Piatã is a municipality in the state of Bahia in Brazil, located on the Chapada Diamantina. The population is 20,859 (2024 est.) in an area of 1825.86 km^{2}.

The elevation is 1,268 m, with the city center at 1,280 m. It is the highest and coldest municipality of the Northeast Region of Brazil. It is also the oldest settlement of the Chapada Diamantina, staring from the mid XVII century.

== Etymology ==
The word "Piatã" comes from the tupi language. It means "hard feet", from the union of the terms py (foot) and atã (hard). Atã may also mean firm and/or strong.

== History ==
The settlement began on the mid-XVII century with the discovery of mines on the Tromba and Santana mountain ranges.
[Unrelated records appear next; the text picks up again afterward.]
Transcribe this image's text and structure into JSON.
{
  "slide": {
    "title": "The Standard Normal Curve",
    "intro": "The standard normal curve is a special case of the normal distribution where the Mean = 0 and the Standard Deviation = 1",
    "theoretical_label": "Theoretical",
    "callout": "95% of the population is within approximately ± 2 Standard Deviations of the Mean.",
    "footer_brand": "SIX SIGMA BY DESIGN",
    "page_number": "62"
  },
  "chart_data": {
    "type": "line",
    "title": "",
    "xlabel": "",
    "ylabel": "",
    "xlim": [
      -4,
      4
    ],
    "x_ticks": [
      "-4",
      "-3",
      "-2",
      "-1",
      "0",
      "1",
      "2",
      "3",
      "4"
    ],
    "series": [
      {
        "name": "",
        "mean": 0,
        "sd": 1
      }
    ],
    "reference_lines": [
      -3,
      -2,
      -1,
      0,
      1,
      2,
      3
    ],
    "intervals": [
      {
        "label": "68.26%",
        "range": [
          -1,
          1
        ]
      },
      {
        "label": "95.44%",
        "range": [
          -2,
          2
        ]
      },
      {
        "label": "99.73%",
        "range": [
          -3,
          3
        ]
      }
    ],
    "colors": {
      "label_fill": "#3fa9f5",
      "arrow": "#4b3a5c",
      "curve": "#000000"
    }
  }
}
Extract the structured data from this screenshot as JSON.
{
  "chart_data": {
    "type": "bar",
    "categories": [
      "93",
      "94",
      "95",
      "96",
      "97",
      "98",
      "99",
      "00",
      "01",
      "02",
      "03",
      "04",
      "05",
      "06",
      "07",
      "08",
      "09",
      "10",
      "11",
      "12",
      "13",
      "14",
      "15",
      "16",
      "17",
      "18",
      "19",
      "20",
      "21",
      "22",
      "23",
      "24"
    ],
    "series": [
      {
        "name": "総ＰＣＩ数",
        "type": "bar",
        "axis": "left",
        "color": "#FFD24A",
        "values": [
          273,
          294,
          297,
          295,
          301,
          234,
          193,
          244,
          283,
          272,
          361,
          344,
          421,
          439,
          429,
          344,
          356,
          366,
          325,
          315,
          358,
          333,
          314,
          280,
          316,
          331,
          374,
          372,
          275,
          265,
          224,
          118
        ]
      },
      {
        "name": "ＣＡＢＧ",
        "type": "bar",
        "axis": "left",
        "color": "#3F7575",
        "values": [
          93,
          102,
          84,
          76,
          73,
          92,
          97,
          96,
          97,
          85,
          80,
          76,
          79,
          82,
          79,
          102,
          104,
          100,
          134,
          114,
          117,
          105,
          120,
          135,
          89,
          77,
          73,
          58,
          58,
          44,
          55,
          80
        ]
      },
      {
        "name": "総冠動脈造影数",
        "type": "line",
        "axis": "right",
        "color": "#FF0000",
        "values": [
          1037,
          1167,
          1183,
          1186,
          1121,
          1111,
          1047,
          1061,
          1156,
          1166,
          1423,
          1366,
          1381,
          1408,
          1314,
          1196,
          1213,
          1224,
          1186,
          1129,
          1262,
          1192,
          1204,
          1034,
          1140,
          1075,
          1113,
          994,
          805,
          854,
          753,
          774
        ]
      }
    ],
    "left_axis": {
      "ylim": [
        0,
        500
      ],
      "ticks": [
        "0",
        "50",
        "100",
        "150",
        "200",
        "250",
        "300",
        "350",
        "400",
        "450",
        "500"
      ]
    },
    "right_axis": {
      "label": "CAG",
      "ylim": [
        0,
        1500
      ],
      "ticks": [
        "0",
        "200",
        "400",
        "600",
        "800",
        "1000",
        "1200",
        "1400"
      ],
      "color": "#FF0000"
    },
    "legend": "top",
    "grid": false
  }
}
Many adventures moved in search of gold and precious gems, founding the village of Bom Jesus dos Limões, later renamed Piatã.

== Culture ==

=== Material Heritage ===
Piatã has two copies of religious architecture listed in the state sphere: the Chapel of Our Lady of the Rosary (Capela Nossa Senhora do Rosário) and the Mother Church of Bom Jesus. The latter was created as a chapel in the mid-18th century and transformed into a matrix in the year 1842.